In many ways, this novel is a departure from Tan’s earlier work: Most of the central characters are Caucasians, nearly all of them are Americans, and some of the notable ones—including the Chinese and Karen—are men. Furthermore, although there are parent-child pairings in the group, the only mother-daughter tension, Bibi’s fraught relationship with her stepmother, is in the past tense. Tan’s signature focus on cultural conflict is very much a part of the novel, however, albeit in a new form.
Narrated by Bibi Chen, a San Francisco antiques dealer and socialite who died in a bizarre accident, the novel chronicles the adventures of twelve Californians on an art tour on the Burma Road through China and Myanmar. The travelers run the gamut from a nonprofit administrator to a hypochondriac who travels with an arsenal of medications, from a British dog trainer to a Darwinian biologist. Having originally instigated and planned the journey, which she called “Following Buddha’s Footsteps,” Bibi joins the group as an opinionated ghost who comments on the events as they transpire and occasionally interferes with arrangements.
The China section of the journey is something of a comic travelogue that has serious undertones. The tourists behave much like well-intentioned but unthinking travelers—they desecrate a shrine because they mistake it for a urinal, they romanticize rural landscapes, they judge everything they encounter from a Western perspective. Once they cross into Myanmar, however, the reason for the novel’s title becomes clearer and the narrative takes on a darker tone.

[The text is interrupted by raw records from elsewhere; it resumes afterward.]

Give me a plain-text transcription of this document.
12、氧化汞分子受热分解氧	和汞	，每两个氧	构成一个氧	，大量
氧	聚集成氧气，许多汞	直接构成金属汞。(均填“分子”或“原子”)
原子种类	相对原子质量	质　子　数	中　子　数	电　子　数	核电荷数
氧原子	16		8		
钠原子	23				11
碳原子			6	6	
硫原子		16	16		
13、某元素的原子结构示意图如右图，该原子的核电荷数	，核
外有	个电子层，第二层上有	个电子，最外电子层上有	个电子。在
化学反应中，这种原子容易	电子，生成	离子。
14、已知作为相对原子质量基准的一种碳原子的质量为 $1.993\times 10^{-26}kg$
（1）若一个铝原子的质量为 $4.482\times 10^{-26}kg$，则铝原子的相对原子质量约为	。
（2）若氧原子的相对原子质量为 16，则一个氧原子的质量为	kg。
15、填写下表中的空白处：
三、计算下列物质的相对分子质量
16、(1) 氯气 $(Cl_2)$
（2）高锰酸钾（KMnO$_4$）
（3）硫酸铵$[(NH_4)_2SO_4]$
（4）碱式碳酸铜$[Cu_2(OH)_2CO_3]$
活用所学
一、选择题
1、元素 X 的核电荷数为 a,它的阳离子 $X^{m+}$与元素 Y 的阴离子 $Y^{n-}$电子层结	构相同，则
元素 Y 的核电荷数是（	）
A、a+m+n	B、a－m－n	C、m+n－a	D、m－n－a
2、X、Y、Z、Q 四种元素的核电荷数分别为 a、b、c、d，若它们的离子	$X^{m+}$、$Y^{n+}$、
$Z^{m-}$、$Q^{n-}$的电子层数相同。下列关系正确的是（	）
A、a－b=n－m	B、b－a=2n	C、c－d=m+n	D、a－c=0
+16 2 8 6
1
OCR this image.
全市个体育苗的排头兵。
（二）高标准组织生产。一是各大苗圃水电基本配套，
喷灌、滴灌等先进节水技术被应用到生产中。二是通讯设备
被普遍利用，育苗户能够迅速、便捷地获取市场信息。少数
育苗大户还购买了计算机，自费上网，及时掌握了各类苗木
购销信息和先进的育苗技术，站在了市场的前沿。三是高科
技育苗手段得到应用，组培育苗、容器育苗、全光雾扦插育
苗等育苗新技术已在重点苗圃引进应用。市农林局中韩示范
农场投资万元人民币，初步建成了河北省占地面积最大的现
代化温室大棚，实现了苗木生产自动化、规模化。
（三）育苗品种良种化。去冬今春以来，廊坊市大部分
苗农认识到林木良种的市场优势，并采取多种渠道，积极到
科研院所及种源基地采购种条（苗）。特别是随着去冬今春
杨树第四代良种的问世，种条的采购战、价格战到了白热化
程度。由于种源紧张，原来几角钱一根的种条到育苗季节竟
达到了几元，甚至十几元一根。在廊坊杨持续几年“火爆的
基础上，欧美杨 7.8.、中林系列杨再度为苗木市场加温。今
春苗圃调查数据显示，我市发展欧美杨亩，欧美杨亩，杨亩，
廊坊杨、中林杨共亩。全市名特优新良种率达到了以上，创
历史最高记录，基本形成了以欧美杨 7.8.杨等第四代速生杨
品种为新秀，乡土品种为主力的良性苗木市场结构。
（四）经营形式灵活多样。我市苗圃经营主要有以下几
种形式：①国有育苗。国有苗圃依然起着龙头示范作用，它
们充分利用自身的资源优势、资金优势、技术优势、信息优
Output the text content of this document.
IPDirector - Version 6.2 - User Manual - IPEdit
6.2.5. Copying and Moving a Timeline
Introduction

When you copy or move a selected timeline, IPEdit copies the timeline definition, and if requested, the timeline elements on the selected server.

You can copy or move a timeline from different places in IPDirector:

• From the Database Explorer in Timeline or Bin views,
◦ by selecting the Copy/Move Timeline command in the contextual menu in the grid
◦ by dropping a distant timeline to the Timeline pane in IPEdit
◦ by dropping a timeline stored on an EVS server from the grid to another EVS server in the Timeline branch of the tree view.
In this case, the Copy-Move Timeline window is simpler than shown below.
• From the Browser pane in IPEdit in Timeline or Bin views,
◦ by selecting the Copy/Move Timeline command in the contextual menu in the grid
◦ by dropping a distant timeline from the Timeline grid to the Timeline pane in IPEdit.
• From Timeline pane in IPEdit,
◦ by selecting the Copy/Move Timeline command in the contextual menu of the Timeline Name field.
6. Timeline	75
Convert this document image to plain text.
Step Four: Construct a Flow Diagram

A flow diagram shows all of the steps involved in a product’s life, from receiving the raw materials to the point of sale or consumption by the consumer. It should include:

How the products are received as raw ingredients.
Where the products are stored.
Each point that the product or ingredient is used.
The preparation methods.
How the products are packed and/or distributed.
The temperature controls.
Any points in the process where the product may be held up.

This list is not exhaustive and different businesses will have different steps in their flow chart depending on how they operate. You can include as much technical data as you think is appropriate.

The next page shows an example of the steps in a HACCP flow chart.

On a Christmas morning boat trip to see the sunrise, eleven of the travelers are kidnapped by Karen tribesmen who mistake one of the Californians for a Jesus figure, the Younger White Brother for whom they have been waiting for a century. The oblivious travelers are unaware that they are captives, believing that they are trapped in the Karen encampment because a bridge has fallen into a ravine; the tribe’s members, meanwhile, fail to realize that their god is merely an American teenager who is singularly adept at card tricks. Left behind because of a hangover when his friends took their sunrise trip, Harry, the celebrity dog trainer, embarks on a picaresque media and public-relations campaign to rescue them from their jungle prison. All eventually ends well, but not until Tan has raised a number of serious issues and questions.
Saving Fish from Drowning turns the spotlight on cultural collisions, not only those created by well-meaning Westerners who travel in the name of “saving” people in developing countries but also those conflicts caused by repressive governments that seek to destroy traditional lifestyles and practices. The travelers find themselves in the middle of both types of conflicts, and they are forced to confront their assumptions and to question the consequences of their actions. If they escape from the jungle camp, what will happen to their captors who have become their friends? Can they save both themselves and the tribe? Tan also questions the role of the news media, particularly in tense situations—does media coverage help to redress a problem, or does it exacerbate tensions to the point of no return? What if good intentions have bad results? Finally, although the novel skirts lightly around the real-world situation in Myanmar, the plight of the Karen tribespeople sets the stage for discussions of moral responsibility and truth telling.